Historical trading simulation computer game

The Patrician (Der Patrizier) is a 1992 historical trading simulation video game for Amiga, Atari ST and MS-DOS developed by Ascaron Entertainment and published by Triptychon Software. In the game, the player assumes the role of a merchant in any of several cities of the Hanseatic League, accumulating money, capital and consumer goods, and real estate, expanding his company, and furthering his career at home and abroad.

==Gameplay==
The main action of The Patrician typically consists of trading, using trading offices and ships. Supply and Demand play an important role in this game. Generally seen as one of the more complex business simulations, Patrician can overwhelm the player with too much information. Players can also build public works, private houses, and industries, pursue a career in politics, and interact with such characters as pirates and burglars.

The game features an advanced dynamic economy which can be influenced by the actions of both the human players and the A.I.-controlled players. This in turn affects the various towns (constantly buying high and selling low will cause a town to grow poorer, for instance).

By helping a town grow, the player will gain popularity there, which will help in the Hanseatic elections. The goal of the game is to be elected leader of the Hanseatic League, but the player can only take part in Hanseatic elections once he or she has been elected lord mayor of the home town.

Ascaron released two sequels to 1992's The Patrician; Patrician II: Quest for Power (2000) and Patrician III: Rise of the Hanse (2002). The Patrician series was continued in 2010 with The Patrician IV, after Kalypso Media bought the licenses from the insolvent Ascaron company.

==Reception==
The Patrician was a commercial success.

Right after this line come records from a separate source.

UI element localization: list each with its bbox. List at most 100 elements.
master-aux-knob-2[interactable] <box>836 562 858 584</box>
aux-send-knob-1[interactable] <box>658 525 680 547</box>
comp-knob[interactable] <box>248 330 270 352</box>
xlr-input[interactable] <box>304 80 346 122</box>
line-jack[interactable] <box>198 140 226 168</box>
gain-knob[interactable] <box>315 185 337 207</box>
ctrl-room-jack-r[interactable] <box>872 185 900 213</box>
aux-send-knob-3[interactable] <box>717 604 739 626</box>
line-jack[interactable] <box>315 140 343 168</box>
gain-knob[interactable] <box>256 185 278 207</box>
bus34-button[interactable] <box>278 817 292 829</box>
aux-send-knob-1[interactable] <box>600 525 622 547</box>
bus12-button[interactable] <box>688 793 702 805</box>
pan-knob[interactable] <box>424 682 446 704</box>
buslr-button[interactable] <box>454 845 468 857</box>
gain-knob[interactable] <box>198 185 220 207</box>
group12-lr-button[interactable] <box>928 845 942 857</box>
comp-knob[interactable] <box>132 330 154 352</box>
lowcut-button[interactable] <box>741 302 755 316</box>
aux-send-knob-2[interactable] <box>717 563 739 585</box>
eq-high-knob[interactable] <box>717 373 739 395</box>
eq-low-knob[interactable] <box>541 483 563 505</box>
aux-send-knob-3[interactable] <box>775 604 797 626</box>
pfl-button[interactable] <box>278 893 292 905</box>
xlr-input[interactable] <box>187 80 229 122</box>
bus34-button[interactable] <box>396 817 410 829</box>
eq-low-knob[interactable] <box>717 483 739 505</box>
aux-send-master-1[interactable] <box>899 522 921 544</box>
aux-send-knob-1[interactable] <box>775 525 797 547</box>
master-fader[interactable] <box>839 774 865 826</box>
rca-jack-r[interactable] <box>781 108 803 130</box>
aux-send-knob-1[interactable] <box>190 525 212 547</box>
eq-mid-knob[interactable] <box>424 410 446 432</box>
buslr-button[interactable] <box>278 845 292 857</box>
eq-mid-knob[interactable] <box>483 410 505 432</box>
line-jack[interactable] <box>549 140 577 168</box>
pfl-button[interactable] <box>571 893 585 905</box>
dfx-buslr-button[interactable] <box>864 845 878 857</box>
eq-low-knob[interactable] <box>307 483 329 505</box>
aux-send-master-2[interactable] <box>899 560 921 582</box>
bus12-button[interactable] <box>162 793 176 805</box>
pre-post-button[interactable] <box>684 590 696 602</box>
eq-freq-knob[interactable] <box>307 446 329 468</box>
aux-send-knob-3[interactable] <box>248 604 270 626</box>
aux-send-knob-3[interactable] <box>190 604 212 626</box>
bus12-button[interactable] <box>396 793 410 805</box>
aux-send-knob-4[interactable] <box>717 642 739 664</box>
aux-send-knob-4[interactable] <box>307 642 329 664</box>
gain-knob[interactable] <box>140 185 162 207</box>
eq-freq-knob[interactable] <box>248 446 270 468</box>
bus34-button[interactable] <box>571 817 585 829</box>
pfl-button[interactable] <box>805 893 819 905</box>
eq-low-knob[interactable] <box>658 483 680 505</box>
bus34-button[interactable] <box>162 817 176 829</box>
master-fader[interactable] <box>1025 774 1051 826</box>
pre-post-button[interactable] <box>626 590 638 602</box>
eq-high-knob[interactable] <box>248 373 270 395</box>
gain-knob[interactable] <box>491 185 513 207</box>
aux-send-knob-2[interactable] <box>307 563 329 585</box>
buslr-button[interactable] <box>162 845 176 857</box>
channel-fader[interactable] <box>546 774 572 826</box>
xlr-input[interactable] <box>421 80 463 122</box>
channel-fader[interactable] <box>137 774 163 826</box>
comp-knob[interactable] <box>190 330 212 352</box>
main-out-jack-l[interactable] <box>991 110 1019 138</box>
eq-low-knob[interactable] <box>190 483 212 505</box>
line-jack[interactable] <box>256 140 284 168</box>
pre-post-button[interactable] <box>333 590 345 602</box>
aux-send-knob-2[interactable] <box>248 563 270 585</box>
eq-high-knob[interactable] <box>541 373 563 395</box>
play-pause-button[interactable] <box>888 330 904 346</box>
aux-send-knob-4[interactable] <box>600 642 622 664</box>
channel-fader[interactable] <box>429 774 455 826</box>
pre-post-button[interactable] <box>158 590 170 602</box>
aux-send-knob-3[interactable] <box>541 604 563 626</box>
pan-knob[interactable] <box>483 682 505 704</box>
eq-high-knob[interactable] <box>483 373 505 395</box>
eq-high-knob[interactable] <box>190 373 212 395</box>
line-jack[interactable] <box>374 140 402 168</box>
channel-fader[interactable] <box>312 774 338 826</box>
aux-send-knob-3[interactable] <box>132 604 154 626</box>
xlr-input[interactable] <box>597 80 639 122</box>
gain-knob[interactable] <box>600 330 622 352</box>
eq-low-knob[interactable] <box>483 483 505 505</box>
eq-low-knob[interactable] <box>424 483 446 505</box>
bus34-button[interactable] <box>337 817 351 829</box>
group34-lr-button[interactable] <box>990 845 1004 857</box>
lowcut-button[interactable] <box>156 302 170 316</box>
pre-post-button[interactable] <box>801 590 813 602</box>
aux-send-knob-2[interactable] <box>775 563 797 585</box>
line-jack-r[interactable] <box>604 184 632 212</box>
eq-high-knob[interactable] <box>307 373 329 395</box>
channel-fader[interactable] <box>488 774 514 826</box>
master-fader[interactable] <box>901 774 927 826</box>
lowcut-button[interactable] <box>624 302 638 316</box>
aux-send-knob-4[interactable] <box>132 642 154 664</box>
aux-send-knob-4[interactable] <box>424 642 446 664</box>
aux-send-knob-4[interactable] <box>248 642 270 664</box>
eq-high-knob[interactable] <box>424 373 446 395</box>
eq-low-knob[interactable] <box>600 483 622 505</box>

By 2000, its sales at full price had totaled roughly 250,000 units.

A Computer Gaming World reviewer in 1993 criticized the identical cities, "simplistic" combat, and "mundane" trading, stating that "the long term appeal of this game, except to bank managers and chartered accountants, is therefore questionable". He concluded that The Patrician was "too Germanic in appearance, perhaps needing a bit of British innovation, some French savoir faire, or maybe some Stateside polish". Another reviewer in 1994 liked the graphics and interface (especially as he criticized the manual's English translation and accuracy), but warned that "once the pricing system is understood, the trading elements of the game becomes somewhat repetitive". He recommended The Patrician to those looking for an unusual, non combat-oriented strategy game.

The One gave the Amiga version of The Patrician an overall score of 82%, comparing the gameplay to 1869, stating: "This is the game that 1869 should have been; it has more character, more depth and better presentation ... The historical background adds a tremendous amount of atmosphere". The One also praised the user-friendly UI and the need to progress both politically and financially, and expressing that expanding their fleet of ships "gives an excellent feeling of power".

ST Formats Rob Mead writes, "This is a perfect game for wannabe managers and, with up to three other human players all sitting round your ST at once, soon turns into a mental battle of wits against your pals as you all try to get one up on each other."